ModSecurity is a plugin for Apache web servers which acts as a web application layer firewall. It's used to stop attacks towards script-driven sites by using security rules which contain certain expressions. That way, the firewall can stop hacking and spamming attempts and preserve even websites which are not updated on a regular basis. For instance, multiple failed login attempts to a script administrator area or attempts to execute a specific file with the objective to get access to the script will trigger specific rules, so ModSecurity will block out these activities the second it detects them. The firewall is quite efficient because it monitors the whole HTTP traffic to a site in real time without slowing it down, so it could prevent an attack before any harm is done. It furthermore keeps an incredibly comprehensive log of all attack attempts that features more info than traditional Apache logs, so you can later check out the data and take further measures to enhance the security of your Internet sites if needed.

ModSecurity in Hosting

ModSecurity is offered with each hosting solution that we offer and it's switched on by default for every domain or subdomain that you add via your Hepsia CP. In case it interferes with any of your apps or you'd like to disable it for whatever reason, you'll be able to do that through the ModSecurity section of Hepsia with only a click. You can also activate a passive mode, so the firewall will identify potential attacks and maintain a log, but won't take any action. You could view extensive logs in the very same section, including the IP where the attack came from, what exactly the attacker attempted to do and at what time, what ModSecurity did, etcetera. For max protection of our customers we use a group of commercial firewall rules combined with custom ones which are added by our system administrators.

ModSecurity in Semi-dedicated Servers

We've included ModSecurity by default inside all semi-dedicated server products, so your web apps shall be protected the instant you install them under any domain or subdomain.

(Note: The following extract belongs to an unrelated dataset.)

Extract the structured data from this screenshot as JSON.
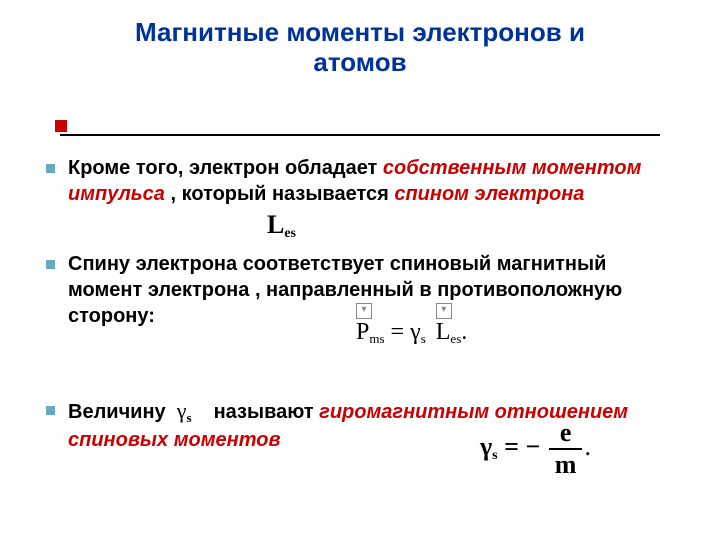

The Hepsia CP that comes with the semi-dedicated accounts shall allow you to enable or turn off the firewall for any website with a click. You will also have the ability to turn on a passive detection mode with which ModSecurity will keep a log of possible attacks without actually preventing them. The detailed logs contain the nature of the attack and what ModSecurity response that attack initiated, where it originated from, etc. The list of rules that we employ is frequently updated as to match any new risks which might appear on the Internet and it consists of both commercial rules that we get from a security firm and custom-written ones which our administrators include in case they find a threat which is not present within the commercial list yet.

ModSecurity in VPS Servers

All VPS servers that are set up with the Hepsia CP feature ModSecurity. The firewall is installed and activated by default for all domains which are hosted on the server, so there shall not be anything special which you will have to do to protect your Internet sites. It will take you just a mouse click to stop ModSecurity if necessary or to turn on its passive mode so that it records what happens without taking any actions to stop intrusions. You shall be able to view the logs generated in active or passive mode from the corresponding section of Hepsia and find out more about the form of the attack, where it originated from, what rule the firewall employed to take care of it, and so forth. We employ a combination of commercial and custom rules so as to ensure that ModSecurity will prevent as many risks as possible, consequently boosting the security of your web applications as much as possible.

ModSecurity in Dedicated Servers

ModSecurity is provided with all dedicated servers which are integrated with our Hepsia Control Panel and you'll not need to do anything specific on your end to employ it as it is activated by default every time you include a new domain or subdomain on your web server. If it disrupts some of your programs, you'll be able to stop it through the respective part of Hepsia, or you can leave it working in passive mode, so it shall identify attacks and will still maintain a log for them, but shall not block them. You could analyze the logs later to find out what you can do to boost the protection of your websites as you shall find information such as where an intrusion attempt came from, what website was attacked and based on what rule ModSecurity reacted, and so on. The rules which we employ are commercial, therefore they are regularly updated by a security company, but to be on the safe side, our admins also include custom rules occasionally in order to deal with any new threats they have found.